Наше судно бросает якорь в заливе, против арсенала. Я выхожу на берег, иду в Перу, где уже моя слава меня опередила, и поселяюсь в главном трактире. Вся Пера в недоумении, Европейские турки и турецкие европейцы стараются узнать, кто я таков, что девлет, благополучие принимает меня с таким отличием. — Как бы не так?.. я соучастник тайн благополучия! Девлет и губернские секретари понимают друг друга превосходно. — Но тонкие обитатели любопытного предместья, не постигая наших соотношений, все еще ломают себе головы догадками. Европейские посольства и миссии уверены, что я должен быть тайный дипломатический агент, приехавший к Порте с важными предложениями, и выпускают на меня стаю шпионов.

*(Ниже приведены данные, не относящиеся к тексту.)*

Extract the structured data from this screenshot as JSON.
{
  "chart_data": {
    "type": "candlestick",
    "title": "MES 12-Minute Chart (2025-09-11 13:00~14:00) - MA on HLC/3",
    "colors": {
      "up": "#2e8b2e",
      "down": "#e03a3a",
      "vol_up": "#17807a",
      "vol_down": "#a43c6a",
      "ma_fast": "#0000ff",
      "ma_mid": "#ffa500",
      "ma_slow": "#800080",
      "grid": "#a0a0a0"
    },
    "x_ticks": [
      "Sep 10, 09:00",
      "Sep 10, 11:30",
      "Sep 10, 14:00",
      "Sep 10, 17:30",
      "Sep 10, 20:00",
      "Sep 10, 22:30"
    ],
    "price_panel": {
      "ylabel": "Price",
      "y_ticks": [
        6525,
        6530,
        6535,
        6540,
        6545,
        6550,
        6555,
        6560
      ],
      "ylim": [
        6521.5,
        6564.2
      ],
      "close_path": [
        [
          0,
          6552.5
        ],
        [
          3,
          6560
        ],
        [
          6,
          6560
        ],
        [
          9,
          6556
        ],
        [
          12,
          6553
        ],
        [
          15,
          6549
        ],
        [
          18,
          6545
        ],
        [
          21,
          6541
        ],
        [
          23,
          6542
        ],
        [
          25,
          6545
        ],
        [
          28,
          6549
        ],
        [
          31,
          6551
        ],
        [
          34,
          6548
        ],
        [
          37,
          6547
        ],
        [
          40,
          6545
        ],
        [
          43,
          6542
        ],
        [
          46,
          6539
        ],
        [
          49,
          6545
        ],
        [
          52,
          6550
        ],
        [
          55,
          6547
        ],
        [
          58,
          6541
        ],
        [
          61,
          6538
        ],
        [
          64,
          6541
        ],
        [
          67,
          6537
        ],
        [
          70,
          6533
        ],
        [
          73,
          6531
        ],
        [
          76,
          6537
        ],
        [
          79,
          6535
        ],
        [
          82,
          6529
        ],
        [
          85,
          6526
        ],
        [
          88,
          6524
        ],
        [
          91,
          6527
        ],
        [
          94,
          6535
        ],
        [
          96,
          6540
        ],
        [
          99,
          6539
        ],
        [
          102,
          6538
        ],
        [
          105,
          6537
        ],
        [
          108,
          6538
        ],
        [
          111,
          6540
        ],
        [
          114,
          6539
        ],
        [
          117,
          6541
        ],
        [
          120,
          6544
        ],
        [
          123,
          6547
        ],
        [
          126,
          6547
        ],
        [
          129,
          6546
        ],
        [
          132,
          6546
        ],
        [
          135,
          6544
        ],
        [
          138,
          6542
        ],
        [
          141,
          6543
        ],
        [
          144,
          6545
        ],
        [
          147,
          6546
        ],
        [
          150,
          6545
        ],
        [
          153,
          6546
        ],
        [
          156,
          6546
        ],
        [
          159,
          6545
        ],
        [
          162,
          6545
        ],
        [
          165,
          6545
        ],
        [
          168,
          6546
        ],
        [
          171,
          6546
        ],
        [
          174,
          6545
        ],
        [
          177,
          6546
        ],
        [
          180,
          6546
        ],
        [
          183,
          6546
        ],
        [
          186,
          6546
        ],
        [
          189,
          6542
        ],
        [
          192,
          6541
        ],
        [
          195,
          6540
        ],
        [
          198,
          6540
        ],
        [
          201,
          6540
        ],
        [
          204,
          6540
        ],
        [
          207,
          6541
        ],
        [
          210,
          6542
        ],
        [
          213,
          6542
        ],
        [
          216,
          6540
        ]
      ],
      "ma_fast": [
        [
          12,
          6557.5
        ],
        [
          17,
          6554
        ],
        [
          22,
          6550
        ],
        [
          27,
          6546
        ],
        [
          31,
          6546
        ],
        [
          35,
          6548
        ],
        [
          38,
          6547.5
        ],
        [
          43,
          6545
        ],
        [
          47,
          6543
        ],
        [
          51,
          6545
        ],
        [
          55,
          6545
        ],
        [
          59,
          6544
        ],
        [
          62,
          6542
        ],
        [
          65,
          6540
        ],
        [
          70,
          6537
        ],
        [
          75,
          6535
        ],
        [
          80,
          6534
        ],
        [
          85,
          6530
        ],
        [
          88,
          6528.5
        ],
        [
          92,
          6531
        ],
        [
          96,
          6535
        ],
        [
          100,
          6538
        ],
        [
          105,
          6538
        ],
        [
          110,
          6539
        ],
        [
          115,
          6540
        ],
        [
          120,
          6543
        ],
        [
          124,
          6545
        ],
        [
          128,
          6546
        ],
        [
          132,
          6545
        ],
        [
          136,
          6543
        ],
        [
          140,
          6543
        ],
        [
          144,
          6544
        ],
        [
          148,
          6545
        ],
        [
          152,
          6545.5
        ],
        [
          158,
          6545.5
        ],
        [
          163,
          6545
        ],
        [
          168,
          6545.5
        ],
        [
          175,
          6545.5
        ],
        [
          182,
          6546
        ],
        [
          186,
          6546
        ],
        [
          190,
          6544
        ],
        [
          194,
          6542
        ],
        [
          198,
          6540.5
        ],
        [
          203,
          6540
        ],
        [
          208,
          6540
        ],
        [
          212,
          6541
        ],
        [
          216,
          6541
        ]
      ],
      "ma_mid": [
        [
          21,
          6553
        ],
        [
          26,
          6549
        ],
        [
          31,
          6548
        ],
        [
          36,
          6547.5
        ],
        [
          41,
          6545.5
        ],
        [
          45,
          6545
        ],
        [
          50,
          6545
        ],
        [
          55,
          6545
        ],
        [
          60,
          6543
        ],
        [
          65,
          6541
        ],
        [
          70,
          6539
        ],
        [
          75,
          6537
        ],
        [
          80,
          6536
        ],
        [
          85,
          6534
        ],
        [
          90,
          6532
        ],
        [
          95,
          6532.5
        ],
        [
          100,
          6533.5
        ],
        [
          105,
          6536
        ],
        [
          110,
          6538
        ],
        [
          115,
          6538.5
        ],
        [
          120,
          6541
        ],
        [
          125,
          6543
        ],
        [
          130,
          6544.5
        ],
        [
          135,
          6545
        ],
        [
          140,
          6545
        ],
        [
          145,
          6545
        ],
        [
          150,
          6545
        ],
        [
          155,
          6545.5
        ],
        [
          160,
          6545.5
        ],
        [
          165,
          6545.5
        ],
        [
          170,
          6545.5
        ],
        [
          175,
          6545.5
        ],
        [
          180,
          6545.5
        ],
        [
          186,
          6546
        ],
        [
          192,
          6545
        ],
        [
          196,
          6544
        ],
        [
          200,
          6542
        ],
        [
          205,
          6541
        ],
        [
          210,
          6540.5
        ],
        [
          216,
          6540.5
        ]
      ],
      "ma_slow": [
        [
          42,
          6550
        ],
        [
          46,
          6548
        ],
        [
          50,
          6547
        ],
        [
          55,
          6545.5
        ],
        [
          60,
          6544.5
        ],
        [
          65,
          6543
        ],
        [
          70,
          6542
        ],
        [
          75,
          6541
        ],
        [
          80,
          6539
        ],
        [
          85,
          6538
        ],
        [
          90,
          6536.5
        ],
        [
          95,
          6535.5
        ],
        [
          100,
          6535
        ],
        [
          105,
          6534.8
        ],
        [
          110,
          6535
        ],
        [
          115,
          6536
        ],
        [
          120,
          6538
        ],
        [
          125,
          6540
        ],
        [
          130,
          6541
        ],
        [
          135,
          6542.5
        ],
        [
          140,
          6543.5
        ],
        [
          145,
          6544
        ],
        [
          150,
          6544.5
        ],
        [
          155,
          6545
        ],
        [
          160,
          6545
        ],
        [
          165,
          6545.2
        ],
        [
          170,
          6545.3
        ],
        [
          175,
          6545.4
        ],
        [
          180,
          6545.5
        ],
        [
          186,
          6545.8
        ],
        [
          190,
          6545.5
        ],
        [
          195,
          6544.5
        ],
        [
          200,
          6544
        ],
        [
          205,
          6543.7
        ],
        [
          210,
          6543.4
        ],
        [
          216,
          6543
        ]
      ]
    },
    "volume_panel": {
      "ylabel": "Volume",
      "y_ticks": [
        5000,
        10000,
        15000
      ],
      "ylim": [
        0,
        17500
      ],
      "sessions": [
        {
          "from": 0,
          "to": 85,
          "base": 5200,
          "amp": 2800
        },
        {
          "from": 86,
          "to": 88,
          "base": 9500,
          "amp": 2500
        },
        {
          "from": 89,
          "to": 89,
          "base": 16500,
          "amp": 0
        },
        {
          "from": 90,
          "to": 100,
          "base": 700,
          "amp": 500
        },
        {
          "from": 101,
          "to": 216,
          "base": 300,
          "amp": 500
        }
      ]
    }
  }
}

Их драгоманы[44] из туземцев, в длинном восточном платье, желтых туфлях и огромных, шарообразных колпаках из серой мерлушки[45], насаженных на выбритые головы в виде опрокинутых чугунных горшков, или пневматических колоколов, или гасильников здравого смысла, набив карманы дипломатическими секретами своих держав, кружат около меня, как тени, обтираются и кашляют; я откашливаюсь им отрицательно, даю разуметь, что не покупаю чужих тайн, и они удаляются с недовольным лицом. Старые пероты[46] ищут проведать, не приехал ли я учиться по-турецки, с тем, чтоб устранить их семейства от наследственного ремесла переводчиков, и пугают меня ужасами турецких деепричастий и арабских склонений. Миссионеры умышляют обратить меня в католическую веру. Аптекари являются с предложением: не угодно ли приказать отравить кого-нибудь? Коконы, сиречь дамы, составляют между собою адский черный заговор — женить меня на месте. Коконицы, или барышни, моются, причесываются, настраивают улыбки и поправляют свои кондогуни[47] в ожидании моего появления. Все тандуры в волнении. Вторжение одного губернского секретаря в Оттоманскую империю потрясло Восток в его основаниях.